What’s extremely concerning is the amount of debt Canadians owe – now more than the value of Canada’s entire economy. Further, around the same time as the Canadian report, the International Monetary Fund declared that Canadian mortgages have the highest risk of default in the world of 38 “mostly advanced economies.” On this list, Greece ranks at the low end of the risk spectrum (fifth from the bottom).

Today, here in Greece, the major banks are proselytizing the value of mortgages with special programs, fast-track applications and incentives. Yet, it is imperative to remember that banks have a vested interest in “selling” their customers on products such as mortgages – products their clients may not necessarily need or be able to afford. 

On the heels of the decade-long economic crisis, and with the subsequent financial impacts of the Covid crisis, the war in Ukraine and related uncertainty, great care must be exercised to ensure local Greek citizens do not overextend themselves in a Greek real estate market that is becoming increasingly globalized – with rising housing prices across the Attica region and the country. 

In Canada, with the average in two Canadian cities, Toronto and Vancouver, being almost 1.2 million Canadian dollars (830,000 euros), questions now abound as to whether homeownership in Canada remains a dream worth pursuing. 

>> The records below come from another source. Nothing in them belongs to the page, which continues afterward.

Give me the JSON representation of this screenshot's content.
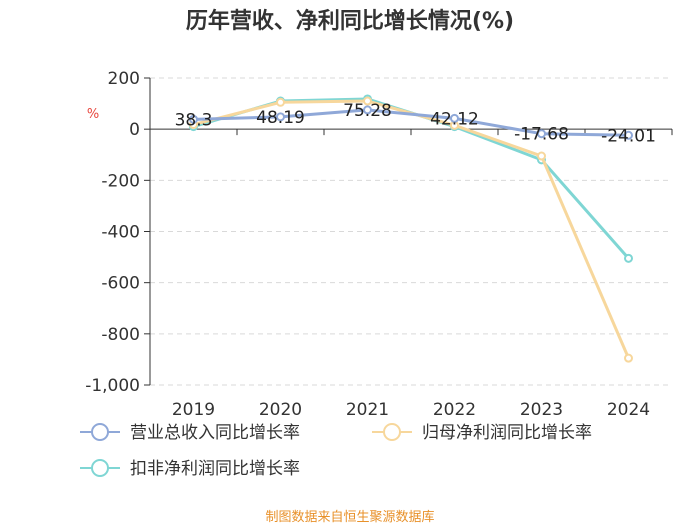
{
  "chart_data": {
    "type": "line",
    "title": "历年营收、净利同比增长情况(%)",
    "unit_label": "%",
    "categories": [
      "2019",
      "2020",
      "2021",
      "2022",
      "2023",
      "2024"
    ],
    "ylim": [
      -1000,
      200
    ],
    "yticks": [
      200,
      0,
      -200,
      -400,
      -600,
      -800,
      -1000
    ],
    "ytick_labels": [
      "200",
      "0",
      "-200",
      "-400",
      "-600",
      "-800",
      "-1,000"
    ],
    "grid": true,
    "legend_position": "bottom",
    "series": [
      {
        "name": "营业总收入同比增长率",
        "color": "#8fa8d8",
        "values": [
          38.3,
          48.19,
          75.28,
          42.12,
          -17.68,
          -24.01
        ],
        "labels": [
          "38.3",
          "48.19",
          "75.28",
          "42.12",
          "-17.68",
          "-24.01"
        ]
      },
      {
        "name": "归母净利润同比增长率",
        "color": "#f7d79c",
        "values": [
          18,
          105,
          110,
          15,
          -105,
          -895
        ]
      },
      {
        "name": "扣非净利润同比增长率",
        "color": "#7fd6d4",
        "values": [
          10,
          110,
          118,
          10,
          -120,
          -505
        ]
      }
    ]
  },
  "footer": {
    "source": "制图数据来自恒生聚源数据库"
  }
}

Unlike Greece, Canada does not have a model where families typically hand down properties from one generation to the next. This begs the question: Is Greece chasing a system of homeownership that may be the source of future economic uncertainty or, even, a whole new crisis?

If the Greek housing market requires any change, perhaps the focus should be on making additional modifications to improve and streamline some of the complex laws and bureaucracy around property legalization and ownership to facilitate property sales and expedited intergenerational transfer. This could, appropriately, tie in with the recently re-elected government’s priority to make government even more efficient.

With the forthcoming return to investment-grade status, Greece and its economy are tacking in a good direction. However, following too closely in North America’s footsteps on housing may not ultimately bode well for Greece in the future.


Andrew Tzembelicos is a Greek-Canadian writer, editor and communications consultant currently based in Athens.